À la mémoire élevée de Hanel Myriam A »H bat Berouria Cohen Tihyé. Que le Maître du monde Lui-même apporte consolation et force à sa famille, et qu’Il les comble, le moment venu, de joie et de douceur. Amen.
Un matin clair, alors que la brume s’effaçait doucement devant les premiers rayons du soleil, Rabbi Zoucha d’Anipoli marchait seul sur un sentier de terre, en route vers une nouvelle destination. Le cœur tranquille, l’âme en éveil, il avançait doucement, chaque pas rythmé par un chant léger qu’il fredonnait à mi-voix, comme une prière murmurée au vent. Il remerciait D.ieu pour ce jour neuf, pour cette vie simple et précieuse.
Puis soudain, au détour du chemin, il s’arrêta. Il s’inclina, lentement, humblement, vers la terre sous ses pieds. Une brise légère effleura son visage, comme pour écouter les mots qu’il allait prononcer.
— Terre, terre… dit-il avec douceur.
Peut-être crois-tu que je te foule, que je te piétine, et à mes côtés, d’autres pourraient penser la même chose… Mais ne t’en attriste pas, ma chère. Ne souffre pas de cette illusion.
Le moment viendra — il viendra — où ce sera moi qui reposerai sous toi.
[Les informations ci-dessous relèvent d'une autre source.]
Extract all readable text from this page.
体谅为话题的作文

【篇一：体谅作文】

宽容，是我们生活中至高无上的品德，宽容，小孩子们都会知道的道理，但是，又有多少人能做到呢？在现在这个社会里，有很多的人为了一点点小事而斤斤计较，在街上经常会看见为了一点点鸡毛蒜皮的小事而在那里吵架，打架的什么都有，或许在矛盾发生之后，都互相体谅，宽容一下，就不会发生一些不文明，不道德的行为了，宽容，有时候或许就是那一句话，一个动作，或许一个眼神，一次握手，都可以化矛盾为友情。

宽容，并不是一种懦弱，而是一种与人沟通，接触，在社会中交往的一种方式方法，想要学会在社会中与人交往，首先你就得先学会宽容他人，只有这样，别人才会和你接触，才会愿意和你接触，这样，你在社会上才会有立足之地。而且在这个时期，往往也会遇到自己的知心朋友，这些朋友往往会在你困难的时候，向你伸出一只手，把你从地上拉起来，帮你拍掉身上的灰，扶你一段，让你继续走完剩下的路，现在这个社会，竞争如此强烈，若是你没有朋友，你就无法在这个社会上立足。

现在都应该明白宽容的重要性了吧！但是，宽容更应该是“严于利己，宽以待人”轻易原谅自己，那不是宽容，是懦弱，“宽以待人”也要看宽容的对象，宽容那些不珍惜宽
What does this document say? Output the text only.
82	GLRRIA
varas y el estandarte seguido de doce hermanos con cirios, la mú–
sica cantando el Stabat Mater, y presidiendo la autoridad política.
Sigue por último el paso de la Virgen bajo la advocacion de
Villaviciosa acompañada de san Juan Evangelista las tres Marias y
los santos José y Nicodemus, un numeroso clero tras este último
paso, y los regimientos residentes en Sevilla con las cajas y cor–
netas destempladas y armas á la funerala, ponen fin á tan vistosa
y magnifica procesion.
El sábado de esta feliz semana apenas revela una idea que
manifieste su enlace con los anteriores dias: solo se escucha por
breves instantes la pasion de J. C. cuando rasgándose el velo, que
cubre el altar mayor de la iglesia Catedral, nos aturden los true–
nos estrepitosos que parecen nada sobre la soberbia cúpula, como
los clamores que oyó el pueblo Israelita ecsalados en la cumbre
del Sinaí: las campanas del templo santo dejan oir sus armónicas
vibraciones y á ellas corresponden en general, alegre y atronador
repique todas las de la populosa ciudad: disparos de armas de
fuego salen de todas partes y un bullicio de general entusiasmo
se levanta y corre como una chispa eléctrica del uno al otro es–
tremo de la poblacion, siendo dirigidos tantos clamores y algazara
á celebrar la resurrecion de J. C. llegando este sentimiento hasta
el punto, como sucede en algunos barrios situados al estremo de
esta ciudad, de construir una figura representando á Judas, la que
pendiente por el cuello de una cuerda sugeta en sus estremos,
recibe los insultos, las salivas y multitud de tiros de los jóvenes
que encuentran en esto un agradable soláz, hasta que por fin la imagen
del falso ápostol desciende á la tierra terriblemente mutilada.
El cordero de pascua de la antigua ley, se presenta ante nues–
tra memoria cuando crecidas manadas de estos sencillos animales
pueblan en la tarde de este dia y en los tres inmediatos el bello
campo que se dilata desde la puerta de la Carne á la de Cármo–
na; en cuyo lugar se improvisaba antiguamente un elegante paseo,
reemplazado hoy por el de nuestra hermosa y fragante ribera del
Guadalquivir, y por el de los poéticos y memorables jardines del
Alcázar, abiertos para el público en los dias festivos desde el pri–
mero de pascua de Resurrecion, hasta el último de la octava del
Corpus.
Puis, dans un élan d’allégresse, il reprit sa route, le pas léger, et sa voix s’éleva à nouveau, plus vibrante, plus joyeuse encore.
Mes amis, parmi toutes les histoires hassidiques que j’ai pu lire, celle-ci est la plus belle à mes yeux. La plus pure.
Elle me bouleverse pour une raison simple :
Rabbi Zoucha nous enseigne ici le respect dans sa forme la plus élevée.
Car lui, le Tsaddik, comprend l’absurdité de croire que nous avons le droit de dominer ce qui nous entoure, même une simple parcelle de terre. Il perçoit la dignité silencieuse du sol sur lequel il marche. Il sait que cette terre est vivante, qu’elle aussi est l’œuvre du Maître du monde, qu’elle mérite qu’on lui parle, qu’on la rassure, qu’on l’aime.
Et alors, dans un murmure plein de tendresse, il lui dit :
— Ne crains rien… Tout passe, tout tourne, et bientôt ce sera toi qui m’envelopperas.
Ce n’est pas une plainte. Ce n’est pas un adieu. C’est une promesse douce, presque une déclaration d’amour.
Et surtout — il le dit sans peur. Car Rabbi Zoucha ne redoute pas la fin, ni ce qu’on appelle la mort. Il sait que tout est éphémère ici-bas, que tout appartient au Créateur. Pourquoi craindre ce qui est naturel ? Pourquoi trembler devant ce qui est juste ? Ce qui est bon ?
Mais le message de Rabbi Zoucha ne s’arrête pas à cette conversation sacrée entre un homme et la terre.
Il nous invite à autre chose.
Il nous tend un miroir. Il nous rappelle, avec poésie et vérité, que nous n’avons pas besoin de piétiner qui que ce soit pour avancer.
Et même quand tu as l’impression qu’on t’écrase, qu’on te méprise, ne t’en afflige pas. Peut-être n’est-ce qu’une illusion. Peut-être que là aussi, le Maître du monde trace pour toi un chemin plus profond, plus doux, plus vrai que ce que tu peux percevoir.
Mes amis, le respect — le vrai — est la plus noble des grandeurs. Il est le reflet de notre paix intérieure, de notre maturité, de notre élévation.
Celui qui marche avec l’humilité de Rabbi Zoucha, avec sa tendresse, avec sa lumière…
Celui-là saura vivre pleinement, malgré les épreuves, malgré les vents contraires. Il goûtera à une joie plus haute, plus pure que toutes les victoires.
Rabbi Zoucha hakadosh… ashrekha !
Heureux celui qui s’attache à tes midot.